A maid appears at my elbow, setting a cup of coffee in front of me and a plate of food between Luka and me.
Steam curls up from scrambled eggs, roasted potatoes, and sliced fruit.
The smell of the eggs hits my nose first. My stomach lurches, violent and sudden.
I grip the edge of the table with one hand and force my other to reach for the coffee.
The mug feels hot against my palm. If I focus on that, the wave of nausea may fade.
Isaak’s gaze narrows a fraction. “Bellamy. I knew a Bellamy once. He was a man who underestimated the world he lived in. I hope you are wiser.”
Sweat prickles at the back of my neck. The room feels too warm, and the edges of my vision begin to blur.
“Sage?” Anya leans forward, slightly concerned. “You look a little pale.”

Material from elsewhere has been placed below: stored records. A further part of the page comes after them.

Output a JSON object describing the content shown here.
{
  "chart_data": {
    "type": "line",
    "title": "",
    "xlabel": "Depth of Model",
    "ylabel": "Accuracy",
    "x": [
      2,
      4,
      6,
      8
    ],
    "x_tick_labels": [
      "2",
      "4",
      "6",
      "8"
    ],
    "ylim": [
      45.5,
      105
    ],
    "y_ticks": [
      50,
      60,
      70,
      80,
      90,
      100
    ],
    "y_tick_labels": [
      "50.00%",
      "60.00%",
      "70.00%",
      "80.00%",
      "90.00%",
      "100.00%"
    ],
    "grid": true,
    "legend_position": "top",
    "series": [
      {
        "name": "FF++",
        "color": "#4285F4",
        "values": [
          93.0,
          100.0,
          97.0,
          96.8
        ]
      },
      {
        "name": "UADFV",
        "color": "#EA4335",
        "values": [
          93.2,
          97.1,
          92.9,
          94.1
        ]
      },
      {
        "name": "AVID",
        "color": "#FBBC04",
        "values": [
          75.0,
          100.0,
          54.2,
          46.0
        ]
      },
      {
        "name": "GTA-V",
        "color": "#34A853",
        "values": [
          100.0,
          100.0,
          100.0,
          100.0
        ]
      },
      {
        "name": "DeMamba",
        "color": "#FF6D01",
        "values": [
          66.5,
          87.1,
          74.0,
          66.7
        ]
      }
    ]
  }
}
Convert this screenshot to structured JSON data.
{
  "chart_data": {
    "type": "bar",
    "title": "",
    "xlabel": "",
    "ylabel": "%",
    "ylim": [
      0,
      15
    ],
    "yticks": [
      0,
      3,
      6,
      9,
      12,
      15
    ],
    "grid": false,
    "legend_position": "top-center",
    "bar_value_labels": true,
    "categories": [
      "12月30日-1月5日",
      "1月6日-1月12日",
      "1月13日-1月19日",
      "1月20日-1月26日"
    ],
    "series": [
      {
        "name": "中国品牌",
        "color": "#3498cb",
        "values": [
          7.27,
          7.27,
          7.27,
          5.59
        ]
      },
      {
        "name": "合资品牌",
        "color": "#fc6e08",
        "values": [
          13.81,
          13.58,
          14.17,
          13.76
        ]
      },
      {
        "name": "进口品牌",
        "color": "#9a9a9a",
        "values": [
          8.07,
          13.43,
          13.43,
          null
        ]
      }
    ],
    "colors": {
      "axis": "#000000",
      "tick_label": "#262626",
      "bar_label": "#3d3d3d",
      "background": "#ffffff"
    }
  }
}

“I…” I shove back my chair, the legs scraping softly against the floor. The movement draws every pair of eyes in the room. My skin feels too tight, and my mouth full of cotton. “I’m sorry. I don’t feel well.”
Luka’s hand finds the back of my chair again as if he intends to catch me if I topple. His brows pull together, and for an instant, I think he’ll insist I sit and eat and push through whatever this is.
“I will walk you back,” he offers, his voice low near my shoulder.